Nous sommes invités par Jakes Bortayrou à nous projeter au-delà de la manifestation du 1er juin. L’expérience acquise, les forces accumulées et les succès engrangés préparent aux étapes suivantes.
Point d’orgue d’une séquence démarrée fin 2011 avec les groupes de travail sur un nouvelle gouvernance Pays Basque, la manifestation du 1er juin marque une nouvelle étape et sans conteste une “grande date” dans la longue marche vers la reconnaissance institutionnelle du Pays Basque Nord. Mais avec les grandes dates, se pose toujours la question du lendemain. Celle-ci n’échappera pas à la règle et, d’ores et déjà, réflexions, débats et accords possibles sur la suite sont à envisager au sein de la Coordination territoriale Pays Basque comme dans chacune des cinq structures qui la compose et notamment dans la plateforme Batera, porteuse de la dynamique populaire depuis plus de 10 ans.
Parmi les éléments à prendre en compte certains sont connus et d’autres aléatoires. Le premier d’entre eux c’est le panorama qui a été modifié de façon irréversible. Les lignes qui ont bougé ne reprendront pas leur cours antérieur. Le projet travaillé en commun, les ralliements raisonnés qu’il a provoqués, le consensus construit pas à pas représentent des acquis sérieux et solides. Il est acté que la Coordination interviendra rapidement à Paris, forte de son projet, des journées du 27 avril et du 1er juin. De même les sénateurs/trices et député-e-s du Pays Basque devront porter la voix du territoire tout au long des débats sur l’acte III de la décentralisation en présentant des amendements ouvrant la voie à la création d’une Collectivité territoriale pour le Pays Basque.
Le gouvernement peut-il rester silencieux?
La volonté affiché des socialistes arrivés au pouvoir d’attaquer une nouvelle étape de la décentralisation avait considérablement agrandi la fenêtre de tir ouverte par la réforme de décembre 2010. Mais la voie des amendements est un pis-aller et un baroud d’honneur en l’absence de soutien gouvernemental. Le gouvernement peut-il rester silencieux, ne donner aucune réponse et donc traiter par le mépris un exercice auquel il invite par ailleurs les territoires et les élus locaux dans le cadre de sa réforme? Situation paradoxale, hélas toujours possible qui ouvrirait une phase de grande incertitude quant à la poursuite du travail engagé depuis 20 ans, à la survie des Conseils qui l’ont animé, et à court terme au sujet du prochain contrat de plan et à son portage politique. Le choix du pourrissement aurait des conséquences politiques encore difficiles à mesurer mais obérerait notamment pour longtemps toute possibilité d’alliance entre socialistes et secteurs abertzale.

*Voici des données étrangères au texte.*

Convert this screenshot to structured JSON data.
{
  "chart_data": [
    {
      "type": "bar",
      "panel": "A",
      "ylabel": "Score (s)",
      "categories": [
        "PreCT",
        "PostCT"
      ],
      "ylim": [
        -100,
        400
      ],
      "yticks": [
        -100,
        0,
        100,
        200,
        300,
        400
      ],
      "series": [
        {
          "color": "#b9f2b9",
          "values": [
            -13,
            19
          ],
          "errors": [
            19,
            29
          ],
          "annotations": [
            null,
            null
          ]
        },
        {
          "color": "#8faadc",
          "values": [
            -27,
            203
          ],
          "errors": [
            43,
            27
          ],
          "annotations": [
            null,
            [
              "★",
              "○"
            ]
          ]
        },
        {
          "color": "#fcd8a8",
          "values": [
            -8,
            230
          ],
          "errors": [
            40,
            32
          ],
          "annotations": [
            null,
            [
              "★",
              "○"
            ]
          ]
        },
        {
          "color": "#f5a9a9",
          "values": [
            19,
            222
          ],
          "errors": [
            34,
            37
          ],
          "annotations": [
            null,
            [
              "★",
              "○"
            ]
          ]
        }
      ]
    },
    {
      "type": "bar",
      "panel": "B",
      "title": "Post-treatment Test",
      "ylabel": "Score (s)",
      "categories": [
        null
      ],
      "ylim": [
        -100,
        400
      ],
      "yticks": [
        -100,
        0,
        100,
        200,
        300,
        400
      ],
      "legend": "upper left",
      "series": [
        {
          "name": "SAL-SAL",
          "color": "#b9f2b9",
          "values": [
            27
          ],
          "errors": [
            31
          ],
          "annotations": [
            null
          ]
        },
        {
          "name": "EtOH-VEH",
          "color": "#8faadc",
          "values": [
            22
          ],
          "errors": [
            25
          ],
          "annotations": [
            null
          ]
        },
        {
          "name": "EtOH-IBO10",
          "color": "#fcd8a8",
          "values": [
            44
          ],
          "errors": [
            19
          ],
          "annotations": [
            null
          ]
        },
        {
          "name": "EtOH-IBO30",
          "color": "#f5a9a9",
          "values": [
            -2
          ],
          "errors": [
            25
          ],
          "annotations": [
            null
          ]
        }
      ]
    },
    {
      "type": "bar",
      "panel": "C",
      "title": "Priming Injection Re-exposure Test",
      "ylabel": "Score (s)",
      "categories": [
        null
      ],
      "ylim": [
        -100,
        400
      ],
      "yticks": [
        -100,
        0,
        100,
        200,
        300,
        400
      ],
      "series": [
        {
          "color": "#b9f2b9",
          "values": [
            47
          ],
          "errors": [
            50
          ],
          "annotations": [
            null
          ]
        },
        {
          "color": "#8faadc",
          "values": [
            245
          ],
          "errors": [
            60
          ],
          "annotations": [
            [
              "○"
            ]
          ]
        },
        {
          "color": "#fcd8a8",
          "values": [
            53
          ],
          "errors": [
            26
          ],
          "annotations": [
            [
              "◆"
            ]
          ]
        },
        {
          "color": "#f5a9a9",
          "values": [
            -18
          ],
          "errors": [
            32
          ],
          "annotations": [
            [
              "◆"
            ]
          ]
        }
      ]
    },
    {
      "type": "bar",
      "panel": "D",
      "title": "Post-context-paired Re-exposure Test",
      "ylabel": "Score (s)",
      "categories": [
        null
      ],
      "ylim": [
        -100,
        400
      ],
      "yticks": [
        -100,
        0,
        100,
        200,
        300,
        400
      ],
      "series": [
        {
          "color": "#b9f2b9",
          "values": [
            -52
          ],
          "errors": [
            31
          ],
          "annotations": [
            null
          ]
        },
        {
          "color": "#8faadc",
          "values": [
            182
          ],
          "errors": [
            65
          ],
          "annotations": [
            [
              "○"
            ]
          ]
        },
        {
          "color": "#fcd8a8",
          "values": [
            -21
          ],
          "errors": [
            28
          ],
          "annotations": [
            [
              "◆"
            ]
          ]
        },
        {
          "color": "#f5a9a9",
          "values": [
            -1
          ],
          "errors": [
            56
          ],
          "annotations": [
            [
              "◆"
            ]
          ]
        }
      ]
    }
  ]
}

Le cycle électoral des municipales va par ailleurs interférer dans la dynamique engagée. Si les acteurs de la société civile n’y sont que marginalement impliqués, responsables et militant-e-s politiques vont s’y affronter, rendant plus difficiles les actions trans-courants. Il en va cependant de la responsabilité de chacun-e pour que la question reste au cœur de l’agenda politique, notamment par le biais des débats sur les intercommunalités pour lesquelles les électeurs/trices choisiront leur représentant-e-s pour la première fois.
Le changement ici et maintenant
Quelles perspectives à moyen terme si la séquence actuelle devait ne pas déboucher? C’est la question à laquelle il faut se préparer. D’autres voies seront à explorer. Dans ce pays il existe des traditions et des expériences de luttes diverses et nombreuses: résistances en tout genre, mobilisations multiformes, création “d’armes de construction massives” qui, des ikastola à l’eusko en passant par Herrikoa ou Ehlg ont amorcé le “changement ici et maintenant”, comme disaient les socialistes en 81, autant de réponses stratégiques aux impasses tactiques. Par ailleurs, les initiatives nationales abertzale qui servent de prétexte au statu quo et attisent les craintes de certains susciteront probablement l’intérêt progressif de bien d’autres, lassés du mépris parisien.
Depuis dix ans, chaque étape du combat a été définie collectivement, puis menée à bien et ses résultats ont créé les conditions de l’étape suivante. Au delà des incertitudes, l’expérience acquise, les forces accumulées, les succès engrangés nous permettent d’aborder avec confiance les lendemains du 1er juin.